Text description provided by the architects. The Southeastern Glass Building is a mixed-use development in Knoxville, Tennessee. Designed by Sanders Pace Architecture the project is situated at a gateway intersection into downtown within a unique flat iron shaped historic building. Follow the break for drawings, photographs, and further project description.
The original use of the building included a large vehicular elevator accessing all floors for the installation of automobile windshields and glass. This large vertical shaft yielded an extremely inefficient existing floor plate, while 50% of the existing square footage occurred below the street level.
The design of the project rectifies these inefficiencies by locating a new vertical circulation core within an addition directly adjacent to the existing building along with much needed occupiable square footage within a new penthouse level. This new circulation core allows for the reclamation of the floor area previously occupied by the existing elevator and gives it over the new residential and retail spaces.

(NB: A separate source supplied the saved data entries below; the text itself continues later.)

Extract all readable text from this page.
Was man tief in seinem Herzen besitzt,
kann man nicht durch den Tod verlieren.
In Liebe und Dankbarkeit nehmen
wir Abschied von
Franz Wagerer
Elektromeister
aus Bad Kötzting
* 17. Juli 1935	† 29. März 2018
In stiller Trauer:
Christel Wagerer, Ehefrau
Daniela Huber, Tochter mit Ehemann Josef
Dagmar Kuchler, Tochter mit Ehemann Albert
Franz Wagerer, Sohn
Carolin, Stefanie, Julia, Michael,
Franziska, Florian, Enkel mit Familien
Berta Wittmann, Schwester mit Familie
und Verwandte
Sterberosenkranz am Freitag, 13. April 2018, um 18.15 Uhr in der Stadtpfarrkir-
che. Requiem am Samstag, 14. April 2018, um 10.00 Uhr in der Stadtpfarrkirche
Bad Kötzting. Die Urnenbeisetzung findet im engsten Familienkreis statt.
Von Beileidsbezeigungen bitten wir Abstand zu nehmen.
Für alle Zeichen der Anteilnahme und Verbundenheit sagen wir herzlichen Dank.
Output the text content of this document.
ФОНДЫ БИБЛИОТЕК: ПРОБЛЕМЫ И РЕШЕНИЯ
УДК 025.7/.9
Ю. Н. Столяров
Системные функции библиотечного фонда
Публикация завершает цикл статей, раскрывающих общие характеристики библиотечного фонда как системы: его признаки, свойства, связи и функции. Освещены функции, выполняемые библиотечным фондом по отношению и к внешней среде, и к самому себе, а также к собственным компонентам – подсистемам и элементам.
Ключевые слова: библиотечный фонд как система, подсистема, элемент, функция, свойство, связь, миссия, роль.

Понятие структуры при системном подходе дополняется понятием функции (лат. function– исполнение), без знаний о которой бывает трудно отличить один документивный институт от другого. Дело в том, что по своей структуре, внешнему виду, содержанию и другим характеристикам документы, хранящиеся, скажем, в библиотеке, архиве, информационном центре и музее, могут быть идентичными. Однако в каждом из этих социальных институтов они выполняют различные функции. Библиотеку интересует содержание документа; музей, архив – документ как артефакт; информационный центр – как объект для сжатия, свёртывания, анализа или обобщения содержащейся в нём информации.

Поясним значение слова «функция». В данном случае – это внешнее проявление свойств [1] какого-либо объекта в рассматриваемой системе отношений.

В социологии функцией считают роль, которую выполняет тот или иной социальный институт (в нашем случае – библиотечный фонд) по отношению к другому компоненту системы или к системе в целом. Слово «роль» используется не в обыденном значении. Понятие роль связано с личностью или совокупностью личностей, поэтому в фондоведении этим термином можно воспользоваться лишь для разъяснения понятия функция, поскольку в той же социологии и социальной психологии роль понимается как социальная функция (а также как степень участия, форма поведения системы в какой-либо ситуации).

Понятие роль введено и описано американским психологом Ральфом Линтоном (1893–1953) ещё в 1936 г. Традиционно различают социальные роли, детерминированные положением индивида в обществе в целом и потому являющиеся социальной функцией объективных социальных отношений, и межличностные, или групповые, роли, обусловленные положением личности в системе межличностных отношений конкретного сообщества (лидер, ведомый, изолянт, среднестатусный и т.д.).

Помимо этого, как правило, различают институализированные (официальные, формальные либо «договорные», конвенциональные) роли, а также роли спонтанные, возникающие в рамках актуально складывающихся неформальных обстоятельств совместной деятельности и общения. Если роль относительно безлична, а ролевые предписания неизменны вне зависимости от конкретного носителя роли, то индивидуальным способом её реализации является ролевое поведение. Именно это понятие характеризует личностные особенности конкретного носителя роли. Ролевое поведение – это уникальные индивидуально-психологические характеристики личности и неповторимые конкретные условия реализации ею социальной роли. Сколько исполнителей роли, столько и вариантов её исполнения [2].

These additions are separated both in plan and in section with a ribbon of glass and framed within a folded plane providing a clear distinction of the new program while celebrating the existing building’s historic qualities. A total of 15 unique residential units were created within a much more efficient floor plate utilizing new modern finishes to again contrast and showcase the existing massive existing structural elements of the original building.
The four retail spaces have direct access from the main public pedestrian path, providing much needed activity to the district. Private parking under the building and newly created outdoor space for the residents gives this urban mixed use development much of the conveniences rarely found in a center city development.